Miscellaneous Compounds

In addition to the 14 scaffolds identified in this effort, a large number of interesting compounds were not associated with a specific scaffold type, or only accounted for a very small percentage of the overall hit rate. Specifically, 284 β-hematin inhibitors that did not fall into a specific scaffold were identified including 92 in vitro antimalarial compounds. The structural diversity of these compounds includes pyridines, amides, indoles, acridinediones, amides, ethers and thiols, among others. Importantly, the majority of these compounds have not previously been reported as inhibitors of β-hematin formation. A search through the PubChem database of previous screens revealed overlap in activity in multiple strains of P. falciparum not only within scaffolds, but also for unique compounds.

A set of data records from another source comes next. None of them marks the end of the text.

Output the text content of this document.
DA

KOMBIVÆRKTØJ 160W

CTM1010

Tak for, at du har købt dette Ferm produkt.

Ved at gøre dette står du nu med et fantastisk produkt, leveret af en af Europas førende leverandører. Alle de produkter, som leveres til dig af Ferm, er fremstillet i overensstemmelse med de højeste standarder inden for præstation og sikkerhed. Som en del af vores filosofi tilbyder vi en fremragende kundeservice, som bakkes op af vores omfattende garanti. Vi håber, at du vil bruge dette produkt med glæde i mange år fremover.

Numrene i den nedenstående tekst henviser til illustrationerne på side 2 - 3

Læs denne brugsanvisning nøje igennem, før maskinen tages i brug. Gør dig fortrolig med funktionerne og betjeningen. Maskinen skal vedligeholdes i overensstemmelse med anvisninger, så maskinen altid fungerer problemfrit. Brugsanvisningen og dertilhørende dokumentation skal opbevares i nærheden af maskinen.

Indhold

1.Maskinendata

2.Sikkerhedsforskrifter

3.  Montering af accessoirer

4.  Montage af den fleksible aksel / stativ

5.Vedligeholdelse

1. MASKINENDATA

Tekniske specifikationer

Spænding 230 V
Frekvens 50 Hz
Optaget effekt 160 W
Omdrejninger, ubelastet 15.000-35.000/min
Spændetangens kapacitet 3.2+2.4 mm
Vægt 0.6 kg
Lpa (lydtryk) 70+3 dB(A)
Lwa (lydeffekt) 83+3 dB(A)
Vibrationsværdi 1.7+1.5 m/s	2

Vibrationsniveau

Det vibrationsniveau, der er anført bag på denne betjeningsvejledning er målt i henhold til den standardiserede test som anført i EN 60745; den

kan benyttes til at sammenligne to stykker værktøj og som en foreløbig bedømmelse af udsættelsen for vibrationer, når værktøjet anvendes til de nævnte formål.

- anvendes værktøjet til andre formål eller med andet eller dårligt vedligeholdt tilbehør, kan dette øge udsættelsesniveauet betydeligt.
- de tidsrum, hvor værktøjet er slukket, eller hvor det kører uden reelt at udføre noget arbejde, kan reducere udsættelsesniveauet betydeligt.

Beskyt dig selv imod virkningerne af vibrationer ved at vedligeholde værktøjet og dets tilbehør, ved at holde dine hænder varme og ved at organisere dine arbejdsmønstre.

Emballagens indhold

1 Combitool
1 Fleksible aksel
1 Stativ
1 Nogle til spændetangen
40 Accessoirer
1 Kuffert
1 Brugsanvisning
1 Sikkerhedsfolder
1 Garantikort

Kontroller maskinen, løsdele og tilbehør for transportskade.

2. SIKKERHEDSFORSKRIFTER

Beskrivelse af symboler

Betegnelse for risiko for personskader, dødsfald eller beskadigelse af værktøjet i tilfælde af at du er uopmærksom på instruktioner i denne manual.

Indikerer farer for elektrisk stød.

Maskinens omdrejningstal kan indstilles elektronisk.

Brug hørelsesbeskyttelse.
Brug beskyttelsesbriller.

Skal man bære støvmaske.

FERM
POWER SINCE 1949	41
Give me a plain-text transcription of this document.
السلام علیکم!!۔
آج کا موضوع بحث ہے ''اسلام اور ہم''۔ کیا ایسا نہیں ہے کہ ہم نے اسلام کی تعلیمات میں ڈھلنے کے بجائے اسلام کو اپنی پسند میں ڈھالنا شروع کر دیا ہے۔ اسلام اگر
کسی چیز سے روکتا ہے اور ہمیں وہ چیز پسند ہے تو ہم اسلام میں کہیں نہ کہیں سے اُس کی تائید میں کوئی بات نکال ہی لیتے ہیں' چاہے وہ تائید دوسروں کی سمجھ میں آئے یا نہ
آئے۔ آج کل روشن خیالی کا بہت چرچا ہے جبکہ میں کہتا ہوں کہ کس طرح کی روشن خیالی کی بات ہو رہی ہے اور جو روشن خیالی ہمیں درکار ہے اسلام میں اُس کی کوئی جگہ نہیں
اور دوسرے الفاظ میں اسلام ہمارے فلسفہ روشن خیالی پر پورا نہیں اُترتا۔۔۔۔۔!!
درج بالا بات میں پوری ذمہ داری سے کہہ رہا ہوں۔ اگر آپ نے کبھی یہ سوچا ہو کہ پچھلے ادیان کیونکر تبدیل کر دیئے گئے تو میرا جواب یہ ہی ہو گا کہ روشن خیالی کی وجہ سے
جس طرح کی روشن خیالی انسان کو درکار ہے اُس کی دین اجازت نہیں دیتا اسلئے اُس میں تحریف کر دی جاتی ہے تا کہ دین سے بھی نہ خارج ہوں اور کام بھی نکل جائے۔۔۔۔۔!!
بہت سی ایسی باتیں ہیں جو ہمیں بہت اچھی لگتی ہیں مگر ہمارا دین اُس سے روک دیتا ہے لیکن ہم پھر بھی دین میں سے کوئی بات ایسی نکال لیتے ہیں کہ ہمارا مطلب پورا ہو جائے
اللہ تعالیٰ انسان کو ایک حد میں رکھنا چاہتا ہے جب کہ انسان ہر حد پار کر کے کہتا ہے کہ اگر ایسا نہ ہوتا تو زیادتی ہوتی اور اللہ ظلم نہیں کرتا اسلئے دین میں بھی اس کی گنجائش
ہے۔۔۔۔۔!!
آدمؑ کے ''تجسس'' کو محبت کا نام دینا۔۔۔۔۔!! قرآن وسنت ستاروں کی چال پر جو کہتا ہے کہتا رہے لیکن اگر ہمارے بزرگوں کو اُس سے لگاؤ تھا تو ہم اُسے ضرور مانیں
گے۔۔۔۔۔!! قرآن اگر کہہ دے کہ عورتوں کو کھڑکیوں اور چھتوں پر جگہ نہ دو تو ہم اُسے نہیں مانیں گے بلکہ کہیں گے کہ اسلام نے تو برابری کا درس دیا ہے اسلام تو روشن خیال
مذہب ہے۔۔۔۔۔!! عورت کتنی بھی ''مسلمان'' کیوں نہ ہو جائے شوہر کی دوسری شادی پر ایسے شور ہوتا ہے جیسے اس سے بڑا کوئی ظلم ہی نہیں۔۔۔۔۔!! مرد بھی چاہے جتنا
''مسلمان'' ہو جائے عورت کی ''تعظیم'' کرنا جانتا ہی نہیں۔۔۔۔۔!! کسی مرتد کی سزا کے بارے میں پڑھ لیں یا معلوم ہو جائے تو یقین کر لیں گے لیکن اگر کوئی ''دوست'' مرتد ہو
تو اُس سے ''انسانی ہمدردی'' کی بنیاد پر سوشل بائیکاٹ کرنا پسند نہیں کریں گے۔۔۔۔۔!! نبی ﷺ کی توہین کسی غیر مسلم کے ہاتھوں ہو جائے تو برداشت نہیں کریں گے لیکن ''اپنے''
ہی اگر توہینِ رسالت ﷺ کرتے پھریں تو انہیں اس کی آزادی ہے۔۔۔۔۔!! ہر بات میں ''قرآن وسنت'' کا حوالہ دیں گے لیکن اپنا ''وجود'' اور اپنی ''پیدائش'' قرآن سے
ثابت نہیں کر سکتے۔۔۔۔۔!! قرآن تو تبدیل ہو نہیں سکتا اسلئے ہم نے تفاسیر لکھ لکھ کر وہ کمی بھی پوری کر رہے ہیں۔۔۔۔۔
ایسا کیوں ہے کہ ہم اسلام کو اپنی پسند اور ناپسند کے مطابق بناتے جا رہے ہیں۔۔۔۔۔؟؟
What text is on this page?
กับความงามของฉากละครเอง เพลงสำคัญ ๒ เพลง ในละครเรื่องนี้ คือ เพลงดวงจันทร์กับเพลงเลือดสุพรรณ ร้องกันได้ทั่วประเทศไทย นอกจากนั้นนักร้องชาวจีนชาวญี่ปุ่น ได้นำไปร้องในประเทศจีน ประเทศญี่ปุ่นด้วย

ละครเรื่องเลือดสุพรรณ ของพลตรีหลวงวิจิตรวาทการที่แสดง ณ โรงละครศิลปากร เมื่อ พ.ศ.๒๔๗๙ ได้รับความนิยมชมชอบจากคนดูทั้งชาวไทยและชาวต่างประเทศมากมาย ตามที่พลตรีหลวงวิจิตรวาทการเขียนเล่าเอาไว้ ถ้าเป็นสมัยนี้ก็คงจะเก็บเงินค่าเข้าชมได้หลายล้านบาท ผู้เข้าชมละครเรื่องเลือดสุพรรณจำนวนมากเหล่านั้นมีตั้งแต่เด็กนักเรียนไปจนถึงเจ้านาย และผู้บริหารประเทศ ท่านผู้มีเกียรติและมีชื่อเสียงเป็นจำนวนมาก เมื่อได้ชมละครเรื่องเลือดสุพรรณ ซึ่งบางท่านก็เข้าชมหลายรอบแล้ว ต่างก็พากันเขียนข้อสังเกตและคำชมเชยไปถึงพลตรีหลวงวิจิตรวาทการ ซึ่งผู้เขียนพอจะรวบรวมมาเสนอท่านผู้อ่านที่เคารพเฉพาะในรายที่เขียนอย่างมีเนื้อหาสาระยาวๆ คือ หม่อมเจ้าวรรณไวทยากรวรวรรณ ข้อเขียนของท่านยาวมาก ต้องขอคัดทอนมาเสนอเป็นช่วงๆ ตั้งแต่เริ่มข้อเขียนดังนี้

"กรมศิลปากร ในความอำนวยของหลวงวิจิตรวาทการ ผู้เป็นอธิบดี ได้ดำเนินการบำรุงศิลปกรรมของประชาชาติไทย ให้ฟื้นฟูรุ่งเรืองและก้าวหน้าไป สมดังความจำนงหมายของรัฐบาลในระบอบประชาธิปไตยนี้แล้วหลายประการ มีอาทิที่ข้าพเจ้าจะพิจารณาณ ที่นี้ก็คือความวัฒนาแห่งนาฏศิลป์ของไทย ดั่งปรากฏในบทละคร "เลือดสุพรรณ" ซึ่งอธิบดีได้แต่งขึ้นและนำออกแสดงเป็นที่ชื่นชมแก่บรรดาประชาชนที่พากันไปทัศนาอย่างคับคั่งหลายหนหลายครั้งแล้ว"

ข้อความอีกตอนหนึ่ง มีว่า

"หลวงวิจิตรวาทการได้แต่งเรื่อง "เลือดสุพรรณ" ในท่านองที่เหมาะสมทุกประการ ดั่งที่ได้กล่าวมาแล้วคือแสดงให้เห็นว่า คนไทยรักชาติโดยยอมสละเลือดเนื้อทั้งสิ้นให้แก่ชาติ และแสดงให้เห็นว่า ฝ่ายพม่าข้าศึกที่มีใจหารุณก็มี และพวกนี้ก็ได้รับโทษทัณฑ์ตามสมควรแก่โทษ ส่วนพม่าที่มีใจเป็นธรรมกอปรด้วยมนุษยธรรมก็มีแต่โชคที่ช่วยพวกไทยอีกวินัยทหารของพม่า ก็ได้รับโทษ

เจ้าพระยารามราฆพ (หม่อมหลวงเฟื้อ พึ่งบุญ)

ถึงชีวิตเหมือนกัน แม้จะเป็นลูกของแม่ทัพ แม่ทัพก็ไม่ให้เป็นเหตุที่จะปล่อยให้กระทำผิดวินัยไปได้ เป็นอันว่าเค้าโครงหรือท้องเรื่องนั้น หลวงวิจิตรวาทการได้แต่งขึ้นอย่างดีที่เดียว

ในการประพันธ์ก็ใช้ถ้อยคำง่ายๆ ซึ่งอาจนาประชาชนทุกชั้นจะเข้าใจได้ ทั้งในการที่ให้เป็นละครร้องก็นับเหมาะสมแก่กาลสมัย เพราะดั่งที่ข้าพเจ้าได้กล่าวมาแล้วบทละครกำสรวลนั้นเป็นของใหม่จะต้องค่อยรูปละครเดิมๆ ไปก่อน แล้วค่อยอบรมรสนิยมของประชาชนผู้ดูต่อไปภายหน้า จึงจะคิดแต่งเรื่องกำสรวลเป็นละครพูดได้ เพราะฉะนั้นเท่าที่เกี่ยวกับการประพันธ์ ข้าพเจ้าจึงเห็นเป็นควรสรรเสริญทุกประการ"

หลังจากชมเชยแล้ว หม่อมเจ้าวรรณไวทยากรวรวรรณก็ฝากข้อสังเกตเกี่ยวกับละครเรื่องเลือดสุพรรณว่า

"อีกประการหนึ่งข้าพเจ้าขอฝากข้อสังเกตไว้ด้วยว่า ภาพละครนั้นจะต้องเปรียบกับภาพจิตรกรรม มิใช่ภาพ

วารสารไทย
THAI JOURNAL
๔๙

Of particular interest is VU0015069, as it is not only an in vitro antimalarial and β-hematin inhibitor (IC50 = 1.90 μM and 10.4 μM, respectively), but in a previous screen was found to inhibit the development of the apicoplast in P. falciparum with a reported potency of 6.57 μM (AID 504832). Since this compound (CID 2842454) inhibits two separate P. falciparum target pathways, it is more likely to be a highly effective drug and should be made a priority for future target validation and pharmacokinetic studies.

Conclusion

HTS has become a valuable technique to rapidly identify in vitro antimalarial compounds. Notably, GSK, St. Jude Children’s Research Hospital and Novartis have screened millions of compounds against P. falciparum (Plouffe et al., 2008; Gamo et al., 2010; Guiguemde et al., 2010). Despite these screens resulting in thousands of in vitro antimalarials, there is still a challenge in optimizing these lead compounds since their targets are unknown. The reductionist approach reported herein facilitates the prioritization of HTS in vitro antimalarial compounds based on their activity against a specific antimalarial target, hemozoin formation. This biological target pathway can be validated in P. falciparum through the quantitation of Pf hemoglobin, free heme, and hemozoin as previously described (Combrinck et al., 2013). Representative compounds from each of the scaffold classes were tested as a small subset of the entire hit list, resulting in the confirmation of the perturbation of the hemozoin formation pathway. Concurrently, all hit compounds are being examined for cytotoxicity in the WRAIR RAW 264.7 cytotoxicity screen. An initial examination of 35 hits active against both in vitro β-hematin inhibition and parasites showed that 33 of 35 were non-toxic up to 20 μM (Sandlin et al., 2011). Once compounds have been identified to inhibit the β-hematin pathway and pass the cytotoxicity screen, they will be tested further in terms of solubility, permeability and metabolic stability. With such a diverse library of compounds, the probability of identifying multiple lead candidates for further development is strong.